Pada masyarakat Perkotaan, sudah tidak bisa dipungkiri lagi bahwa rasa
solidaritas tersebut sudah mulai memudar, dikarenakan sifat masyarakatnya yang
dominan akan keindividuannya, sifat acuh tak acuh, dan lebih mementingkan diri
sendiri dibandingkan dengan rasa kebersamannya terhadapa masyarakat.
Berbeda
dengan masyarakat Desa, mereka melakukan kegiatan sosial masih memegang teguh
rasa solidaritas yang sangat tinggi dan gotong royong. Sebagai contoh, apabila
ada kematian, kelahiran dan orang sakit, tetangga-tetangga di desa akan sangat
antusias mendatangi yang bersangkutan tersebut sebagai rasa solidaritasnya,
atau adanya iuran duka dan bencana apabila ada warga yang mengalami kejadian
menyedihkan, maka secara otomatis dengan dikoordinasi oleh masing-masing ketua
RT ( Rukun Tetangga ) mereka akan memberi sumbangan seikhlasnya, serta adanya
ikut campur masyarakat desa apabila ada warganya yang akan membangun rumah,
begitupun dengan pembangunan suatu instansi sebagai fasilitas di desa dari
pemerintah maupun dalam pembersihan lingkungan
Oleh
karena itu, sangat penting untuk membangun rasa solidaritas tersebut agar bisa
terwujud kembali. Disini ada beberapa cara membangun rasa solidaritas kepada
sesama manusia, diantaranya ialah :
1. Menumbuhkan
Empati kepada orang lain
Empati
itu sendiri ialah, ketika kita mengerti secara keseluruhan tentang orang lain
sesuai dengan apa yang dirasakan orang tersebut. Empati inilah yang juga harus
ditingkatkan. Ketika kita mengerti seutuhnya perasaan orang lain dan mampu
menempatkan diri menjadi orang tersebut, maka tindakan yang kita lakukan tentu
sesuai dengan yang dibutuhkan orang lain.
2. Silaturahmi
( Komunikasi ) dengan sesama
Hal
ini sederhana, namun sangatlah penting. Kita pasti sering mendengar dengan kata
“ Tak Kenal Maka Tak Sayang “. Nah, dalam level ini, kita bukan hanya menjaga
kata “ Kenal “ tetapi menjaga komunikasi dan silaturahmi yang intensif dengan
orang lain.
3. Saling
Sapa
Ini
merupakan hal yang paling sederhana lagi, namun sudah mulai terkikis di masa
kini.

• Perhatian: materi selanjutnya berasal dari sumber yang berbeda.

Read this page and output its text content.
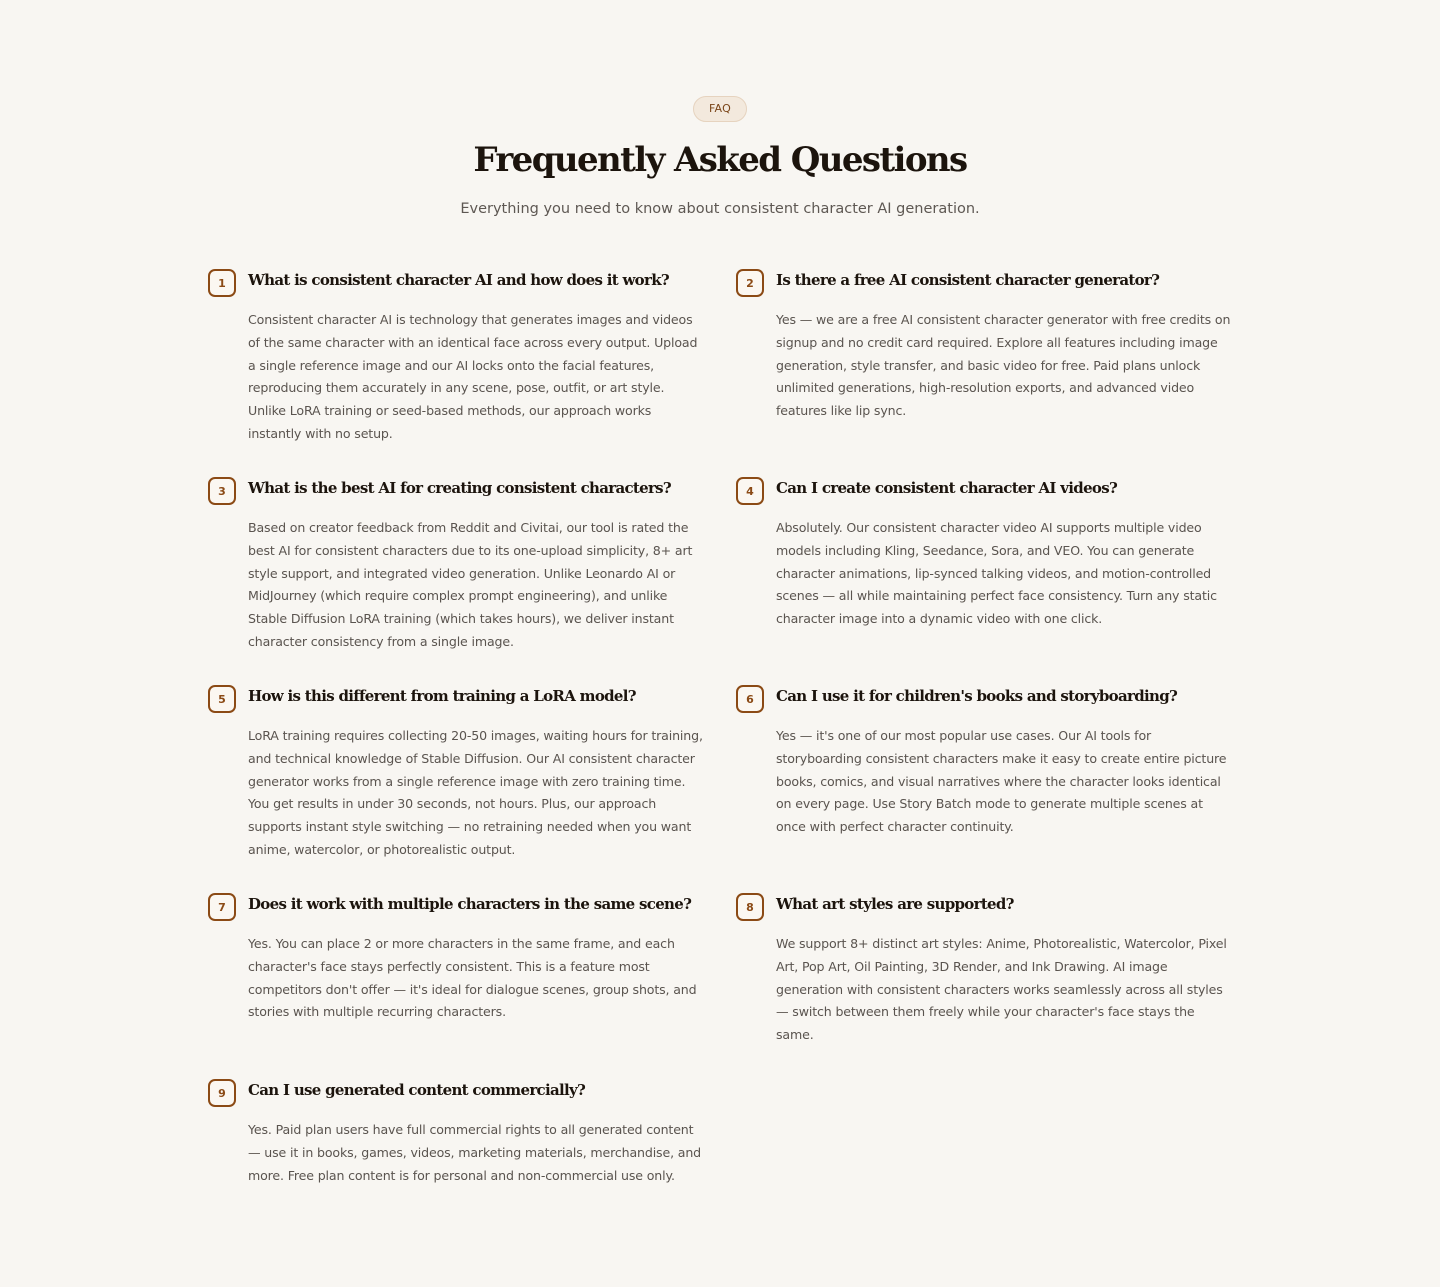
FAQ
Frequently Asked Questions

Everything you need to know about consistent character AI generation.

1	What is consistent character AI and how does it work?

Consistent character AI is technology that generates images and videos of the same character with an identical face across every output. Upload a single reference image and our AI locks onto the facial features, reproducing them accurately in any scene, pose, outfit, or art style. Unlike LoRA training or seed-based methods, our approach works instantly with no setup.

2	Is there a free AI consistent character generator?

Yes — we are a free AI consistent character generator with free credits on signup and no credit card required. Explore all features including image generation, style transfer, and basic video for free. Paid plans unlock unlimited generations, high-resolution exports, and advanced video features like lip sync.

3	What is the best AI for creating consistent characters?

Based on creator feedback from Reddit and Civitai, our tool is rated the best AI for consistent characters due to its one-upload simplicity, 8+ art style support, and integrated video generation. Unlike Leonardo AI or MidJourney (which require complex prompt engineering), and unlike Stable Diffusion LoRA training (which takes hours), we deliver instant character consistency from a single image.

4	Can I create consistent character AI videos?

Absolutely. Our consistent character video AI supports multiple video models including Kling, Seedance, Sora, and VEO. You can generate character animations, lip-synced talking videos, and motion-controlled scenes — all while maintaining perfect face consistency. Turn any static character image into a dynamic video with one click.

5	How is this different from training a LoRA model?

LoRA training requires collecting 20-50 images, waiting hours for training, and technical knowledge of Stable Diffusion. Our AI consistent character generator works from a single reference image with zero training time. You get results in under 30 seconds, not hours. Plus, our approach supports instant style switching — no retraining needed when you want anime, watercolor, or photorealistic output.

6	Can I use it for children's books and storyboarding?

Yes — it's one of our most popular use cases. Our AI tools for storyboarding consistent characters make it easy to create entire picture books, comics, and visual narratives where the character looks identical on every page. Use Story Batch mode to generate multiple scenes at once with perfect character continuity.

7	Does it work with multiple characters in the same scene?

Yes. You can place 2 or more characters in the same frame, and each character's face stays perfectly consistent. This is a feature most competitors don't offer — it's ideal for dialogue scenes, group shots, and stories with multiple recurring characters.

8	What art styles are supported?

We support 8+ distinct art styles: Anime, Photorealistic, Watercolor, Pixel Art, Pop Art, Oil Painting, 3D Render, and Ink Drawing. AI image generation with consistent characters works seamlessly across all styles — switch between them freely while your character's face stays the same.

9	Can I use generated content commercially?

Yes. Paid plan users have full commercial rights to all generated content — use it in books, games, videos, marketing materials, merchandise, and more. Free plan content is for personal and non-commercial use only.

Padahal saling sapa satu sama lain dapat membangun ikatan yang kuat
antara satu orang dengan orang lainnya. Walaupun hal ini kelihatan sedikit
remeh, akan tetapi ini merupakan salah satu kabel penyambung antara seseorang
dengan yang lain.
4. Saling
Memberi dan Tolong Menolong dengan Sesama
Dibanding
tiga hal sebelumnya, hal ini adalah hal yang paling sulit untuk diterapkan.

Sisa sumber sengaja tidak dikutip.